NH23A-1865
Uniform slip model underestimates tsunami hazard for probabilistic assessment: results from a case study in the South China Sea
Tuesday, 15 December 2015
Poster Hall (Moscone South)
Linlin Li1, Adam Switzer1, Chung-Han Chan2, Yu Wang2, Robert Weiss3 and Qiang Qiu1, (1)Nanyang Technological University, Singapore, Singapore, (2)EOS, Nanyang Technological Univ., Singapore, Singapore, (3)Virginia Tech, Blacksburg, VA, United States
Abstract:
It has long been recognized that rupture complexity, typically in the form of heterogeneous slip distribution pattern, has a significant effect on tsunami wave field. However, the effect of heterogeneous slip distributions is not commonly considered in probabilistic tsunami hazard assessment (PTHA) primarily due to its computational expense.
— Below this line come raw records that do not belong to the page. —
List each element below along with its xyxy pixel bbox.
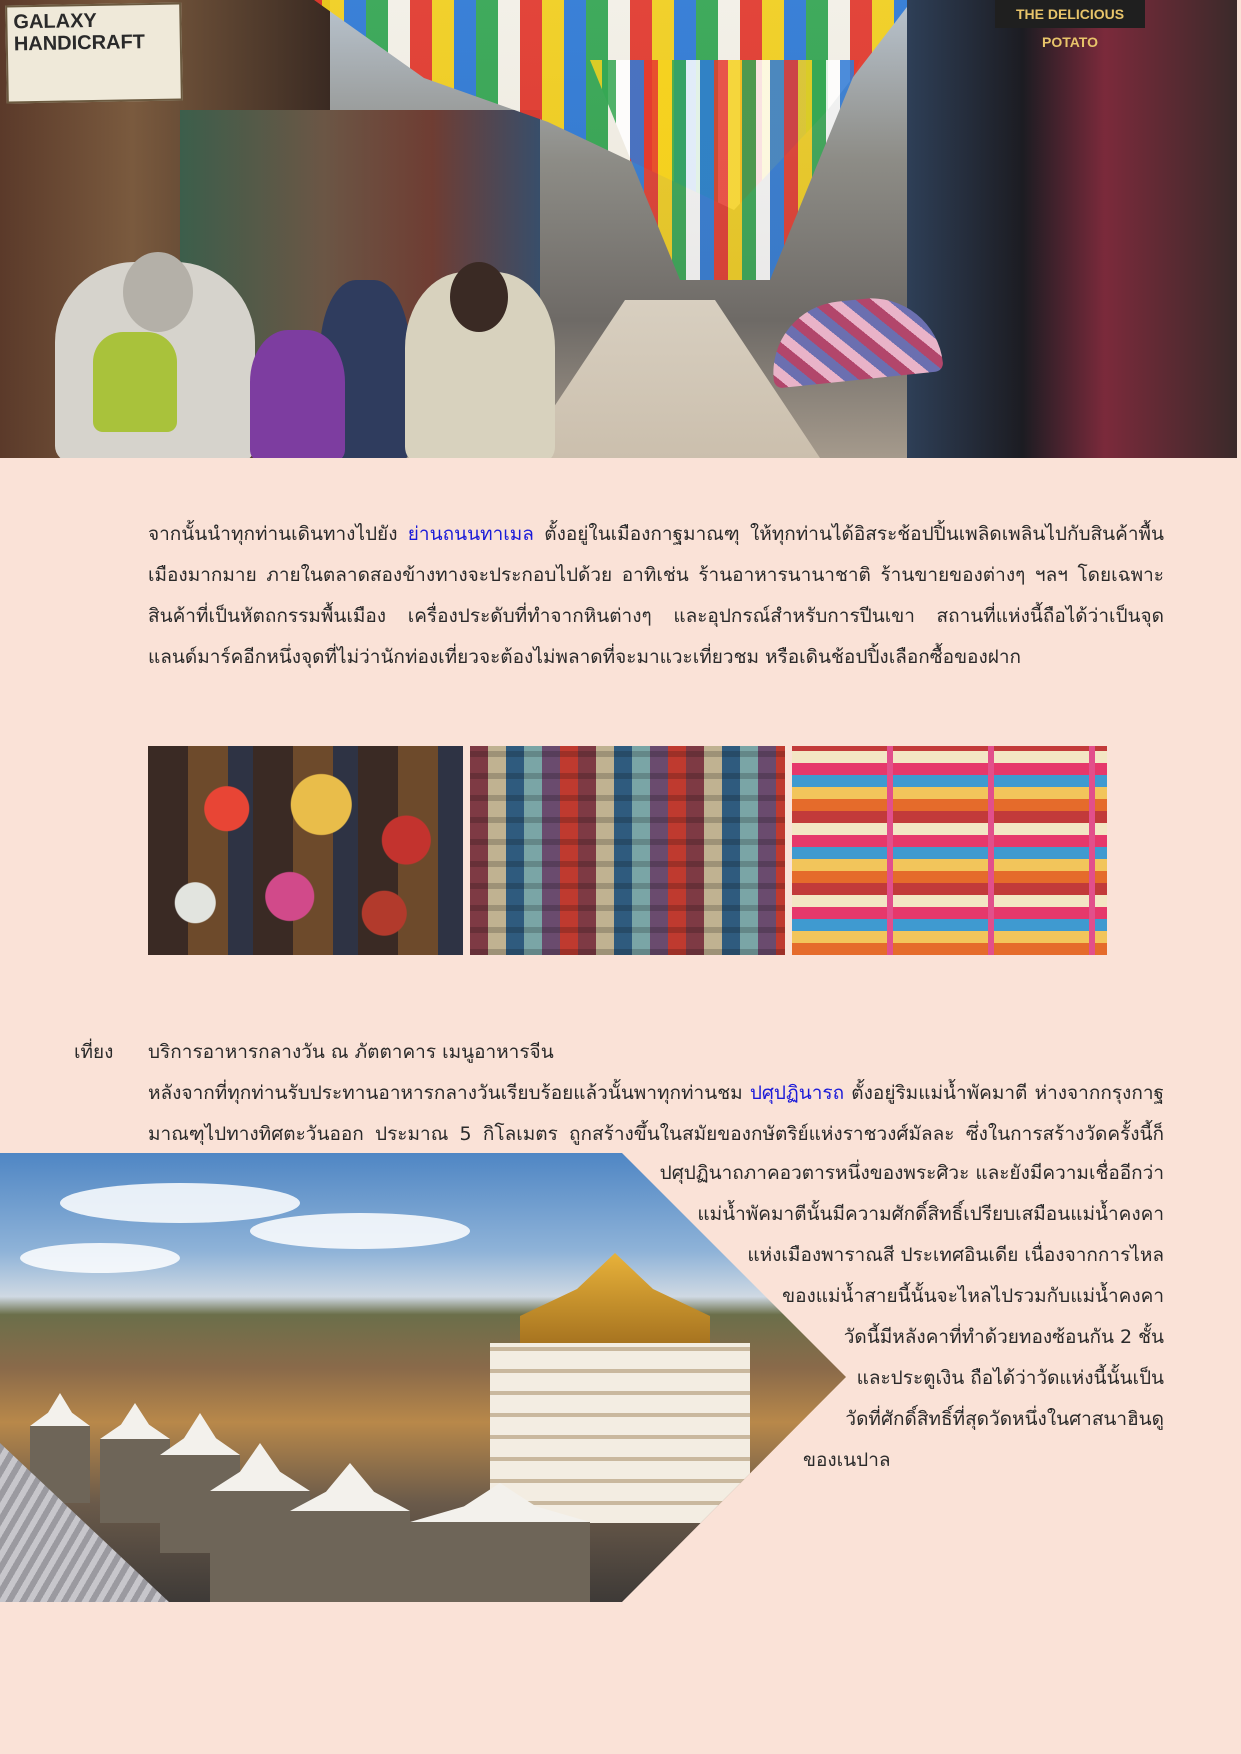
description-text: ตั้งอยู่ในเมืองกาฐมาณฑุ ให้ทุกท่านได้อิสระช้อปปิ้นเพลิดเพลินไปกับสินค้าพื้นเมืองมากมาย ภายในตลาดสองข้างทางจะประกอบไปด้วย อาทิเช่น ร้านอาหารนานาชาติ ร้านขายของต่างๆ ฯลฯ โดยเฉพาะสินค้าที่เป็นหัตถกรรมพื้นเมือง เครื่องประดับที่ทำจากหินต่างๆ และอุปกรณ์สำหรับการปีนเขา สถานที่แห่งนี้ถือได้ว่าเป็นจุดแลนด์มาร์คอีกหนึ่งจุดที่ไม่ว่านักท่องเที่ยวจะต้องไม่พลาดที่จะมาแวะเที่ยวชม หรือเดินช้อปปิ้งเลือกซื้อของฝาก <box>148 523 1164 668</box>
cloud <box>20 1243 180 1273</box>
photo-fabric-rolls <box>470 746 785 955</box>
cloud <box>250 1213 470 1249</box>
shop-front-right <box>907 0 1237 458</box>
lunch-line: บริการอาหารกลางวัน ณ ภัตตาคาร เมนูอาหารจีน <box>148 1041 554 1063</box>
time-label: เที่ยง <box>74 1041 114 1063</box>
text-line: วัดที่ศักดิ์สิทธิ์ที่สุดวัดหนึ่งในศาสนาฮินดู <box>845 1408 1164 1430</box>
restaurant-sign <box>995 0 1145 50</box>
tourist-head <box>123 252 193 332</box>
backpack <box>93 332 177 432</box>
text-line: ของเนปาล <box>803 1449 891 1471</box>
restaurant-sign-text: THE DELICIOUS POTATO <box>1015 6 1125 50</box>
text-line: แม่น้ำพัคมาตีนั้นมีความศักดิ์สิทธิ์เปรียบเสมือนแม่น้ำคงคา <box>697 1203 1164 1225</box>
cloud <box>60 1183 300 1223</box>
stone-shrine <box>290 1463 410 1602</box>
text-line: และประตูเงิน ถือได้ว่าวัดแห่งนี้นั้นเป็น <box>856 1367 1164 1389</box>
intro-text: จากนั้นนำทุกท่านเดินทางไปยัง <box>148 523 408 545</box>
photo-masks <box>148 746 463 955</box>
stone-shrine <box>100 1403 170 1523</box>
place-name-thamel: ย่านถนนทาเมล <box>407 523 534 545</box>
text-line: วัดนี้มีหลังคาที่ทำด้วยทองซ้อนกัน 2 ชั้น <box>843 1326 1164 1348</box>
tourist <box>405 272 555 458</box>
text-line: ปศุปฏินาถภาคอวตารหนึ่งของพระศิวะ และยังมีความเชื่ออีกว่า <box>659 1162 1164 1184</box>
shop-sign-text: GALAXY HANDICRAFT <box>13 9 146 56</box>
tourist-with-backpack <box>55 262 255 458</box>
prayer-flags-far <box>560 60 860 280</box>
photo-scarves <box>792 746 1107 955</box>
tourist <box>250 330 345 458</box>
place-name-pashupatinath: ปศุปฏินารถ <box>749 1082 845 1104</box>
golden-roof <box>520 1253 710 1343</box>
thamel-description <box>148 514 1164 678</box>
text-line: ของแม่น้ำสายนี้นั้นจะไหลไปรวมกับแม่น้ำคงคา <box>782 1285 1164 1307</box>
para2-text-cont: ตั้งอยู่ริมแม่น้ำพัคมาตี ห่างจากกรุงกาฐมาณฑุไปทางทิศตะวันออก ประมาณ 5 กิโลเมตร ถูกสร้างขึ้นในสมัยของกษัตริย์แห่งราชวงศ์มัลละ ซึ่งในการสร้างวัดครั้งนี้ก็ <box>148 1082 1164 1145</box>
tourist-head <box>450 262 508 332</box>
text-line: แห่งเมืองพาราณสี ประเทศอินเดีย เนื่องจากการไหล <box>747 1244 1164 1266</box>
temple-building <box>490 1343 750 1523</box>
para2-text: หลังจากที่ทุกท่านรับประทานอาหารกลางวันเรียบร้อยแล้วนั้นพาทุกท่านชม <box>148 1082 750 1104</box>
hero-photo-thamel-street <box>0 0 1237 458</box>
shop-sign <box>5 2 183 103</box>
To investigate the effect of heterogeneous slip distribution on PTHAs, we incorporate a stochastic source model into a Monte Carlo-type method for PTHA. Using a hybrid kinematic k-squared source model, we generate a broad range of slip distribution patterns for large numbers of synthetic earthquake events and assess tsunami hazard, as an example, for the South China Sea (SCS). Our result suggests, for a relatively small and confined region like the SCS, the commonly used approach based on the uniform slip distribution fault models could significantly underestimate tsunami hazard, especially on a longer time period. For 500-year return periods, the expected wave height along the coast of west Luzon, Taiwan, southeast China, east Vietnam is generally underestimated by 20-50 %. Notably, the underestimation is more pronounced (some locations reach >50%) for the expected tsunami wave height with a 1000-year return period. Also of note the probability of experiencing 1m tsunami wave in the next 100 years is underestimated by more than 40% in many coastal sites in southeast China and east Vietnam. As the results of PTHA commonly serve as the foundation for further risk assessments, this case study emphasizes how crucial it is to take the effect of rupture complexity into account.